Sociologie économique, et plus si affinités

A lire aujourd'hui (ou même après) sur le site nonfiction.fr : ma note de lecture sur le recueil de Mark Granovetter Sociologie économique. Vous pouvez aussi la lire ci-dessous. Cette note est dédiée à tous les agrégatifs de France, et particulièrement aux fortunés disciplines de Jean-Patrice Lacam : faites-moi honneur !


Sociologie et économie : peut-on imaginer deux sciences qui se seraient plus opposées et affrontées au cours de leur histoire ? Tout commence, en effet, dans le conflit : la sociologie naît au XIXe siècle de l'opposition de certains intellectuels à l'économie politique d'alors, à un moment où la révolution marginaliste - courant de pensée apparu vers 1870 dans plusieurs pays d’Europe et qui domine encore la théorie économique - n'en était qu'à ses prémisses. Plusieurs de ses fondateurs – Durkheim, Weber, Pareto... - s'intéressent alors de près à l'économie, les deux derniers occupant d’ailleurs des postes de professeurs d’économie politique, et en critiquent souvent les principaux représentants.
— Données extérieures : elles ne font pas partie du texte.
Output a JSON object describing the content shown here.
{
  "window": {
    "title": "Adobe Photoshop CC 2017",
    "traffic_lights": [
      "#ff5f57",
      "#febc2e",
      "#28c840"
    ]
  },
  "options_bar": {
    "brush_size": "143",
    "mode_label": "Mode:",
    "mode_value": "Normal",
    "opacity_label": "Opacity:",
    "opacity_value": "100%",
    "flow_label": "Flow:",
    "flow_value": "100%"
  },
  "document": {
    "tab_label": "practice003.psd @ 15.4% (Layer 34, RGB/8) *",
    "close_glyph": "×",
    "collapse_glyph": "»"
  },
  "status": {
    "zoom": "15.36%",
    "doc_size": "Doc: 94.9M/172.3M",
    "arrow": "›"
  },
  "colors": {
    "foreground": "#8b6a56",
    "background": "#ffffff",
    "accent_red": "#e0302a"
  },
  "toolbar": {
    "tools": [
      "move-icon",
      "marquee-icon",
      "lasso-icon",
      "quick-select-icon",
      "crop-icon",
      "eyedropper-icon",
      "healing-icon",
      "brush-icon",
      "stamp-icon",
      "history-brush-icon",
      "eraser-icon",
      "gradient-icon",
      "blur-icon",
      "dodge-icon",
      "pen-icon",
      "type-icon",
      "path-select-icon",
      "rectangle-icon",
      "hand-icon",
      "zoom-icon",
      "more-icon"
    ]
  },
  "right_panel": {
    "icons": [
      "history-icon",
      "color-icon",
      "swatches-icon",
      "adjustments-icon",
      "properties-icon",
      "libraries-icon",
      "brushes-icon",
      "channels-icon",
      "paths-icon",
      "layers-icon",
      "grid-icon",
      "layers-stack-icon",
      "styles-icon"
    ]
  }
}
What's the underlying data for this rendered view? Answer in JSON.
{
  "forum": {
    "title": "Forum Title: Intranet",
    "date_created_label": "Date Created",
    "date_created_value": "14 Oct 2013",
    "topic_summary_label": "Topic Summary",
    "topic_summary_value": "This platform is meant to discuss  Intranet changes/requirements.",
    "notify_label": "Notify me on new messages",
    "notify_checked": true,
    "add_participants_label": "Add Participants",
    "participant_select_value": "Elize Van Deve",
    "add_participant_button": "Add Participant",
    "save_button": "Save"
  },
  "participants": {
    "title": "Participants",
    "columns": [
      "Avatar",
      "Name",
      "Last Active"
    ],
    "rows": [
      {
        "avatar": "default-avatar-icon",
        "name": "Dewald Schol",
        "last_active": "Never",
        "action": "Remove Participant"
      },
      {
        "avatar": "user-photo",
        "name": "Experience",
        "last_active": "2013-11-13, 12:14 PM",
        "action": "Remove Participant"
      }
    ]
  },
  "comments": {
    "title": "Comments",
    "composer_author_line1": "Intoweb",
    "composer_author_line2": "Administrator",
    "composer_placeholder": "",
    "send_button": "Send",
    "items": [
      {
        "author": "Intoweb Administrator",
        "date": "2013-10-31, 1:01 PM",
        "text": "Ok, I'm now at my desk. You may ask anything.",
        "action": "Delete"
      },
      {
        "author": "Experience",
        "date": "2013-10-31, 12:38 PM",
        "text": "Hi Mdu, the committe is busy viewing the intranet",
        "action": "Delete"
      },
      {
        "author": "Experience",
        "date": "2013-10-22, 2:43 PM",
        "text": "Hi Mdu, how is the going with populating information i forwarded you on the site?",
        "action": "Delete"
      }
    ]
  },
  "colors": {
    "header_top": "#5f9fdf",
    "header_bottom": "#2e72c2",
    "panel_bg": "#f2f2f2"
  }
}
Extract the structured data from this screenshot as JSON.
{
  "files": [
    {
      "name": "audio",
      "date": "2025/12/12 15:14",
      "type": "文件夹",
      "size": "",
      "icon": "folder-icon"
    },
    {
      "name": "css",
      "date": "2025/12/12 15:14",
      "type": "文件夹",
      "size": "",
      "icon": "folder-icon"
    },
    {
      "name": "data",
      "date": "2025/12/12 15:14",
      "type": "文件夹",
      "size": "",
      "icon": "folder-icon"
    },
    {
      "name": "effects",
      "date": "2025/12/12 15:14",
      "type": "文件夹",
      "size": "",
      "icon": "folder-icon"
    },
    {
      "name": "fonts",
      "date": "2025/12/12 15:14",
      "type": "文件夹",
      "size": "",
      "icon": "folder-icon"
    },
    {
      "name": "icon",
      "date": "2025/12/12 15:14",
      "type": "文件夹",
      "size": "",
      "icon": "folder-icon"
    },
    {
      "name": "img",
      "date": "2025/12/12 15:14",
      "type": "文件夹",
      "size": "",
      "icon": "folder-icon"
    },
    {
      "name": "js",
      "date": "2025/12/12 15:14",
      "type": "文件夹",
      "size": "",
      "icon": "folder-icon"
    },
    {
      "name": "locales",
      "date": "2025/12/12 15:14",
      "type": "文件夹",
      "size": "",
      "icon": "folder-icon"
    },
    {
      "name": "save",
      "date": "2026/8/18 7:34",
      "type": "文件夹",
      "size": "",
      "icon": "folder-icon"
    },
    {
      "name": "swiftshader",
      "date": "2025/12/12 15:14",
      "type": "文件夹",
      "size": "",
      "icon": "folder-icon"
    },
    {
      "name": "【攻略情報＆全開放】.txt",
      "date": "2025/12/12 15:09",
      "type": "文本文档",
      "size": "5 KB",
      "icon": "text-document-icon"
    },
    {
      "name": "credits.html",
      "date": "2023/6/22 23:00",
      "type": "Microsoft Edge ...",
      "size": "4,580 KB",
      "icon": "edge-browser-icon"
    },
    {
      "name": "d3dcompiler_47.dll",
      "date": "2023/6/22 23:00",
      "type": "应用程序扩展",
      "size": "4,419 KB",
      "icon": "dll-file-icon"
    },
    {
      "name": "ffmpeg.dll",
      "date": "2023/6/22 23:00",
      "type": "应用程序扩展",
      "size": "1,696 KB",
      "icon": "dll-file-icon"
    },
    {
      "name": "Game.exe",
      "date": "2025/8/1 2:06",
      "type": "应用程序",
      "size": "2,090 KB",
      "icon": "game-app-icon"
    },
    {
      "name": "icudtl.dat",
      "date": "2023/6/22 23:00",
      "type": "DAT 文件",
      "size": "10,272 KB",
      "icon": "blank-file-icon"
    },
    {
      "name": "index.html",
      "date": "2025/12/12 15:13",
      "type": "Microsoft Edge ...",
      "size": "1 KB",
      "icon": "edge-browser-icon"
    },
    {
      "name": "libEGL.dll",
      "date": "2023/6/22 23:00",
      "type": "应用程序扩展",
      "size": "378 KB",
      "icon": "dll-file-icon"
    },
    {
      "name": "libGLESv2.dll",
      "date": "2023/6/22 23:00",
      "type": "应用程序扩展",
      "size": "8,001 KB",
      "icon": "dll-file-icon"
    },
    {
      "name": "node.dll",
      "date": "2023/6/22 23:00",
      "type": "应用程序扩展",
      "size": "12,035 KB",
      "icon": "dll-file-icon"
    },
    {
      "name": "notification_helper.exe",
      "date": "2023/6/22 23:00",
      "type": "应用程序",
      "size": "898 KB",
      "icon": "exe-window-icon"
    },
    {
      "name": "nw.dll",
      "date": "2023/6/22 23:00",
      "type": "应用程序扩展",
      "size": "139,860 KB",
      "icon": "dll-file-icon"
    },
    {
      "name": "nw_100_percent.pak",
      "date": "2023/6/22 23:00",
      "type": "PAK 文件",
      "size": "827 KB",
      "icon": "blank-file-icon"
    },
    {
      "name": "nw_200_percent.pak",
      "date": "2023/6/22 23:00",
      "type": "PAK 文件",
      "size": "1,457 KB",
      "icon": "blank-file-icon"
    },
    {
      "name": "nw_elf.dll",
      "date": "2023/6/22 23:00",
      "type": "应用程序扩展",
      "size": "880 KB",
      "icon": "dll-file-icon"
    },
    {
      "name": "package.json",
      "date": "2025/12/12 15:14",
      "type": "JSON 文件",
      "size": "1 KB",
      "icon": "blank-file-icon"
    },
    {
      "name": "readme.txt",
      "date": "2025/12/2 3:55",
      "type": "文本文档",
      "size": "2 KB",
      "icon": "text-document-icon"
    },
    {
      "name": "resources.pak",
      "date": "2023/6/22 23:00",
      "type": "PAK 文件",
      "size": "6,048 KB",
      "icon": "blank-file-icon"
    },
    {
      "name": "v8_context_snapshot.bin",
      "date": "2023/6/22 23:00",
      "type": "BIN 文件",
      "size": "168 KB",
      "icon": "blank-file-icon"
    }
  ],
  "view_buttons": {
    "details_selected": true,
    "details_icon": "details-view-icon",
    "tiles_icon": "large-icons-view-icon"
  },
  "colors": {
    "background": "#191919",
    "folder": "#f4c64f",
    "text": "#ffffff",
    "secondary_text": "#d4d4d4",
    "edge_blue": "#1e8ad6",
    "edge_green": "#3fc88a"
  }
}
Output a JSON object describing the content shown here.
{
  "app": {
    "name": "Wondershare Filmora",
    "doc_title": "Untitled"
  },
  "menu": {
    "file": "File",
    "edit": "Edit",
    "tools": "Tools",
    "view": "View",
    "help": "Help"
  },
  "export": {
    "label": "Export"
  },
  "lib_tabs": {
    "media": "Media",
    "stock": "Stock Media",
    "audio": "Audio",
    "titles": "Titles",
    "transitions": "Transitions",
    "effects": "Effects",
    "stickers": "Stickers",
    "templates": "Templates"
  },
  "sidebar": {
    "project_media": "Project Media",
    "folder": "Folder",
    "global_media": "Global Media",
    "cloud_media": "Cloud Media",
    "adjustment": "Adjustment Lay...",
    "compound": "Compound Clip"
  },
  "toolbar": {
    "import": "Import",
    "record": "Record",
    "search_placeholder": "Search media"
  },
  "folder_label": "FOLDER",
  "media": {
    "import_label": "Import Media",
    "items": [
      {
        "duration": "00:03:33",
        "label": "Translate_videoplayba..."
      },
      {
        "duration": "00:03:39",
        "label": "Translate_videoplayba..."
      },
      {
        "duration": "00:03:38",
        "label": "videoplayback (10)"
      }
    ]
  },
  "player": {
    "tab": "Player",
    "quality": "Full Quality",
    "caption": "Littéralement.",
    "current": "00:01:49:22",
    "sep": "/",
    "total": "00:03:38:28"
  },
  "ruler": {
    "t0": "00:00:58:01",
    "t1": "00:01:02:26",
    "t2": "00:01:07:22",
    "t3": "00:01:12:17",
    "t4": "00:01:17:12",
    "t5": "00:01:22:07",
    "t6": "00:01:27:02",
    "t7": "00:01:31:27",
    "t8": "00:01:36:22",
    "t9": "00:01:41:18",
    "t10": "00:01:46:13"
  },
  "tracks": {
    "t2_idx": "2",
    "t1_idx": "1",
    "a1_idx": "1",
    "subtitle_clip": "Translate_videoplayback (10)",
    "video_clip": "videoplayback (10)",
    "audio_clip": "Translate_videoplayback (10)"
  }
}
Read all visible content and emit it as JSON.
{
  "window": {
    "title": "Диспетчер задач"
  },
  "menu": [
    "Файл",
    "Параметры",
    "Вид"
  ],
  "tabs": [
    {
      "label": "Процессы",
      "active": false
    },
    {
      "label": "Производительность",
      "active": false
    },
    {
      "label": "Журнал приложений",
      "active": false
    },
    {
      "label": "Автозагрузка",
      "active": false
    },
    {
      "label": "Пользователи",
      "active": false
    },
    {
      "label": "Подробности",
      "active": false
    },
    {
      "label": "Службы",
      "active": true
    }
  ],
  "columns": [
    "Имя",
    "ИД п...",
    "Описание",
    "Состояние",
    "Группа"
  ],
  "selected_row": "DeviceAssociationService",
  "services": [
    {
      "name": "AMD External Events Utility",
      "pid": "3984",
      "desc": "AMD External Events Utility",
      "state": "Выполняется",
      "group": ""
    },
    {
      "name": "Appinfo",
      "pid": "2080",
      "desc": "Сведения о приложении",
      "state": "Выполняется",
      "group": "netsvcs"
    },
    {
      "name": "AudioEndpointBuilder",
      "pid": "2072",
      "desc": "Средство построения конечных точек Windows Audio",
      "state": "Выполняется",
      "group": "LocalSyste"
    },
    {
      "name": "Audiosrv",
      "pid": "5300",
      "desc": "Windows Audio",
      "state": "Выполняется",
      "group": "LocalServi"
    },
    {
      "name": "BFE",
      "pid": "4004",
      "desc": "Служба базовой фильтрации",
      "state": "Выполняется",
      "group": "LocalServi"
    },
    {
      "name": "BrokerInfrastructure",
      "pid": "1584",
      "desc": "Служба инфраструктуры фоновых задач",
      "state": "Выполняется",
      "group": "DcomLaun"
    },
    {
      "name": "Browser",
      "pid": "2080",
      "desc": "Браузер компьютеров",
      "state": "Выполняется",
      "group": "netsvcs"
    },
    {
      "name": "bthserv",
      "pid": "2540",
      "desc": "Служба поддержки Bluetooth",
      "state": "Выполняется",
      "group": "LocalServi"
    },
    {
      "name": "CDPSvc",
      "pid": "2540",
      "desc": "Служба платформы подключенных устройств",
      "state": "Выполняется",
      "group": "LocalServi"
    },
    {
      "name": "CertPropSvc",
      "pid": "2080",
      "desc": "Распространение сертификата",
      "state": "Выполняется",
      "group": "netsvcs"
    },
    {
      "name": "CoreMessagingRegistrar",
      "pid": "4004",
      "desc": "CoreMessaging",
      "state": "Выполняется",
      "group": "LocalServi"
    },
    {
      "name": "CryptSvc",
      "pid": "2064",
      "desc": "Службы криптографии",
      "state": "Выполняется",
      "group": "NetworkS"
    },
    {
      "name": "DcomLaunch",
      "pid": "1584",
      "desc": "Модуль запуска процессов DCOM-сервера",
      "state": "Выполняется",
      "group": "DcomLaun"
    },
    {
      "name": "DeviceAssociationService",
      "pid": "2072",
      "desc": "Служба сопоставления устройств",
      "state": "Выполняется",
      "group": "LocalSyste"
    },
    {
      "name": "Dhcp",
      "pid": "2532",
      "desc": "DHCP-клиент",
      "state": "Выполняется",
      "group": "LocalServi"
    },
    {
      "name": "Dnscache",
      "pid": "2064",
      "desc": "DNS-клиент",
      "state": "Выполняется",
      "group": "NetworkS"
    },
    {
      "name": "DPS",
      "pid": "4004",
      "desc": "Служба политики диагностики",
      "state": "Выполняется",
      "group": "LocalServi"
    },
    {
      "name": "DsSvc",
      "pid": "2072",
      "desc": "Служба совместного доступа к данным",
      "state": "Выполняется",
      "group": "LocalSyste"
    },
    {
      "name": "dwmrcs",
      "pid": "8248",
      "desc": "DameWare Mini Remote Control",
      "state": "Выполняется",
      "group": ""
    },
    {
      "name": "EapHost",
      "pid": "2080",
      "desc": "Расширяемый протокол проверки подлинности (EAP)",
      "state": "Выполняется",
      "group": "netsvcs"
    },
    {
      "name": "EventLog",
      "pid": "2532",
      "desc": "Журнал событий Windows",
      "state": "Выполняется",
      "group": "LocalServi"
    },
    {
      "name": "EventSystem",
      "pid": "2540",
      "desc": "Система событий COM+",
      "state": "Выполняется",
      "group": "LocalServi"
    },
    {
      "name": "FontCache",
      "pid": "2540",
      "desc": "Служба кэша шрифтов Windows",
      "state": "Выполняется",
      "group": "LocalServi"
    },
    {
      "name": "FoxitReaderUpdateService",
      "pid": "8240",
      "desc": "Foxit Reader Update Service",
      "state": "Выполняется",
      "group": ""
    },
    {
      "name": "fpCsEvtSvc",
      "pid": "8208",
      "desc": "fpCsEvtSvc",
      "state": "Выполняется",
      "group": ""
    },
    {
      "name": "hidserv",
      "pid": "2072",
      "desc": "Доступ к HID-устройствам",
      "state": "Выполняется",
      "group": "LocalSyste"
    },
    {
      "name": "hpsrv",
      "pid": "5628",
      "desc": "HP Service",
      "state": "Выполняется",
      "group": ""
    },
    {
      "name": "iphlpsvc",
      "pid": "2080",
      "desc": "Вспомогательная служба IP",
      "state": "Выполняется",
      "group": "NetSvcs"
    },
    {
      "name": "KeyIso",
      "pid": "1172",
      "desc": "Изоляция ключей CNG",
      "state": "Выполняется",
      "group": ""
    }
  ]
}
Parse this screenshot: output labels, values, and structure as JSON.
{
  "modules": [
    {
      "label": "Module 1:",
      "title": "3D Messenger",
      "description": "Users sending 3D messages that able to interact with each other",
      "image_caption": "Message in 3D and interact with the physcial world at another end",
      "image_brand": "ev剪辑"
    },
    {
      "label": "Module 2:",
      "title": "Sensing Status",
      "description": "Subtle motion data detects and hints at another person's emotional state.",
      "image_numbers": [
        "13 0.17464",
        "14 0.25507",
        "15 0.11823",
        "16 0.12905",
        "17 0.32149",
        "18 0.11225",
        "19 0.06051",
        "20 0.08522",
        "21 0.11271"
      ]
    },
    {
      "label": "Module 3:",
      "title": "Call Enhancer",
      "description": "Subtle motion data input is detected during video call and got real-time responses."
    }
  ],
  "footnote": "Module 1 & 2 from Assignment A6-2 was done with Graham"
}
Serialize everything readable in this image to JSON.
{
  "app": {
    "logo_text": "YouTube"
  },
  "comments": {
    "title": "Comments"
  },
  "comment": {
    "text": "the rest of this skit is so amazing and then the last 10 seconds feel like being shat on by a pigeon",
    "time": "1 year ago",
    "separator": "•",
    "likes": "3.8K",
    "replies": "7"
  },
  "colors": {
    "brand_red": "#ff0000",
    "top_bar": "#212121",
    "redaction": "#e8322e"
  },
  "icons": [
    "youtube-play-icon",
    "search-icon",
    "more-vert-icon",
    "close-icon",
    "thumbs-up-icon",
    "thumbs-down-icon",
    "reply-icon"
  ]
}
Mais, peu à peu, un cessez-le-feu s'installe : Talcott Parsons, professeur de sociologie à Harvard qui domina sa discipline des années 1950 aux années 1970, établit une séparation en laissant à l'économie le soin d'étudier le marché et les actions rationnelles ne conservant pour la sociologie que les « restes » - selon la formule de Albion Small, rappelée par Mark Granovetter (p. 194) – c'est-à-dire des actions non rationnelles. Une « pax parsonia » qui dure jusqu'à ce qu'un économiste ouvre à nouveau le feu : c’est Gary Becker, qui propose d'appliquer les outils de l'économie à tous les domaines de la vie sociale, comme la famille ou le crime, jusqu’alors chasses gardées des sociologues. Cet « impérialisme économique » rencontre encore une vive résistance et la guerre, qui, si elle n'est pas tout à fait ouverte et sanglante, n'en est pas moins vive.

Ces quelques rappels ne sont pas inutiles pour bien comprendre la portée du recueil d'articles de Mark Granovetter publié récemment en Français. La « nouvelle sociologie économique » qu'il initie à partir des années 1980, et dont on découvre ici les textes majeurs, peut se comprendre en effet comme l'une des meilleures réponses aux prétentions de l'économie : sur les thèmes qui sont les plus chers aux économistes - le marché, l'optimalité, etc. - les sociologues ont non seulement eux aussi des choses à dire, mais ils sont en outre capable de proposer de meilleures réponses. Mais ne nous y trompons pas : il ne s'agit pas d'une contestation facile de l'économie, comme on en rencontre régulièrement, brocardant un libéralisme souvent fantasmatique, mais bien d'une discussion scientifique exigeante qui vise à rencontrer les économistes sur leur propre terrain. C'est pour cela que cette réédition augmentée d'un volume précédemment intitulé Le marché autrement (2000) pourrait ouvrir la voie à une rencontre pacifiée entre économistes et sociologues autour de leur projet commun de compréhension des phénomènes économiques. Plutôt que de nous livrer à une fastidieuse série de résumés des différents articles, nous allons essayer de dégager les quelques éléments clefs qui font le propre de la sociologie économique de Granovetter.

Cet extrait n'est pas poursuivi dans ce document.